New York The final glimpse of Charles Gibson found him at his “ABC World News” anchor desk, surrounded by dozens of applauding co-workers. He applauded back.
Signing off from the network’s flagship newscast Friday, Gibson brought to a close 34 years at ABC. He called the job he’s leaving “a labor of love.”
“It’s hard to walk away from what I honestly think is the best job in the world,” he said in brief farewell remarks. “But my parents taught me you should understay, not overstay, your welcome.
“And there is so much to do. In the years I have left, I don’t want to miss any of it.”

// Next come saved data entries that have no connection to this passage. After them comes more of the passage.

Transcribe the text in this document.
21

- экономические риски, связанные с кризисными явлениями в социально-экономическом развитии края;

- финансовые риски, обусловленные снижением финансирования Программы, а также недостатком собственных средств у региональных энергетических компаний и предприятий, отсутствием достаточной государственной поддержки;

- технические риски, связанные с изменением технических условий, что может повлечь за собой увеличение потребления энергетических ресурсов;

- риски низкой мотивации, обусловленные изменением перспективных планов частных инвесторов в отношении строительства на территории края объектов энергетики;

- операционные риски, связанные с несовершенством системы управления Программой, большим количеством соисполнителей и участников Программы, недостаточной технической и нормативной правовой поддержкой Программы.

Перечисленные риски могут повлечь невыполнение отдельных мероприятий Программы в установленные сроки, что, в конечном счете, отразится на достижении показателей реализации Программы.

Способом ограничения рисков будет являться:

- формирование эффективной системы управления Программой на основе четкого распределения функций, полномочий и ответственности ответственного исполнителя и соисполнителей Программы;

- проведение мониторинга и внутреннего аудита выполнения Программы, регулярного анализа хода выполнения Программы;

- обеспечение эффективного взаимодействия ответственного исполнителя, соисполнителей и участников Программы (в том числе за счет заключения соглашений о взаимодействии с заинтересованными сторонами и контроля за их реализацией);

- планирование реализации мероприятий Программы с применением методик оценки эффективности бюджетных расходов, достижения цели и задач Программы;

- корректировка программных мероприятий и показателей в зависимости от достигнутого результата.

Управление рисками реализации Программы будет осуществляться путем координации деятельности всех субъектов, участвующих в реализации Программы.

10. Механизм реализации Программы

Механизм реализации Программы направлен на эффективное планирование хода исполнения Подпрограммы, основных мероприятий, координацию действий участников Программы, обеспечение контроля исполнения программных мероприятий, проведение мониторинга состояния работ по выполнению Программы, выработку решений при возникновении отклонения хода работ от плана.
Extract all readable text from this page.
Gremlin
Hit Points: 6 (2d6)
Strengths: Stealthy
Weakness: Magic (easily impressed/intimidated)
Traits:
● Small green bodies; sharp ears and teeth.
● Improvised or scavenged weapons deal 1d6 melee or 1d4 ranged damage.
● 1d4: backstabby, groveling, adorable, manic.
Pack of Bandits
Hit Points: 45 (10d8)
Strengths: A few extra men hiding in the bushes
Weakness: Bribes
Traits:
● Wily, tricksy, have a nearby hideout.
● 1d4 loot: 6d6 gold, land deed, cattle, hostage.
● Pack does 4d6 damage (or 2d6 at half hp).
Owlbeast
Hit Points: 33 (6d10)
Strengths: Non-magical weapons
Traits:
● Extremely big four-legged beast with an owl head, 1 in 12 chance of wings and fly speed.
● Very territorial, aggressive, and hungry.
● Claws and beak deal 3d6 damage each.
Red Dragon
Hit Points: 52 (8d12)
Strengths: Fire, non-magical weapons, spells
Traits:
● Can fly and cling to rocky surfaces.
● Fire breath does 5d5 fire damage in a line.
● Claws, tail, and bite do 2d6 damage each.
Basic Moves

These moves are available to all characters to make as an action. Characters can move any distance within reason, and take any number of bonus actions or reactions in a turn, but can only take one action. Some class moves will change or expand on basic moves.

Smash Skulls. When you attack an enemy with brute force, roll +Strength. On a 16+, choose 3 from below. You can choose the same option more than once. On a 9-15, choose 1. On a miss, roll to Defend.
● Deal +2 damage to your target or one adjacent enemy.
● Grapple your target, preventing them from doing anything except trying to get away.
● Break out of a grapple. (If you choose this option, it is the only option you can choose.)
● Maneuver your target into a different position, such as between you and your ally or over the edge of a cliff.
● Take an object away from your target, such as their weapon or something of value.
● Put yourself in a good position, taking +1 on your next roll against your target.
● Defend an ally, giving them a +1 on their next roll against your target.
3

The 66-year-old Gibson, who has anchored “World News” since 2006, announced his intention to retire several months ago.
“I hope you’ve had a good day,” he said in one last refrain of his signature signoff, his voice quavering. “I’ve had so many good days here.”
On tape, luminaries paid him tribute and wished him well. They included President Barack Obama as well as former Presidents George W. Bush, Bill Clinton, George H.W. Bush and Jimmy Carter. Singers Sting and Julie Andrews sang his praises, and comic actors Alec Baldwin and Steve Martin sang a few bars of “Happy Trails to You.”
Even fellow TV journalists Brian Williams and Katie Couric, his evening-news rivals on NBC and CBS, plus Kermit, the Muppet “news frog,” weighed in warmly.
On Monday, Diane Sawyer, the ABC colleague Gibson cited as “my pal,” will take over anchor duties at “World News” in what is unfolding as a low-key transition.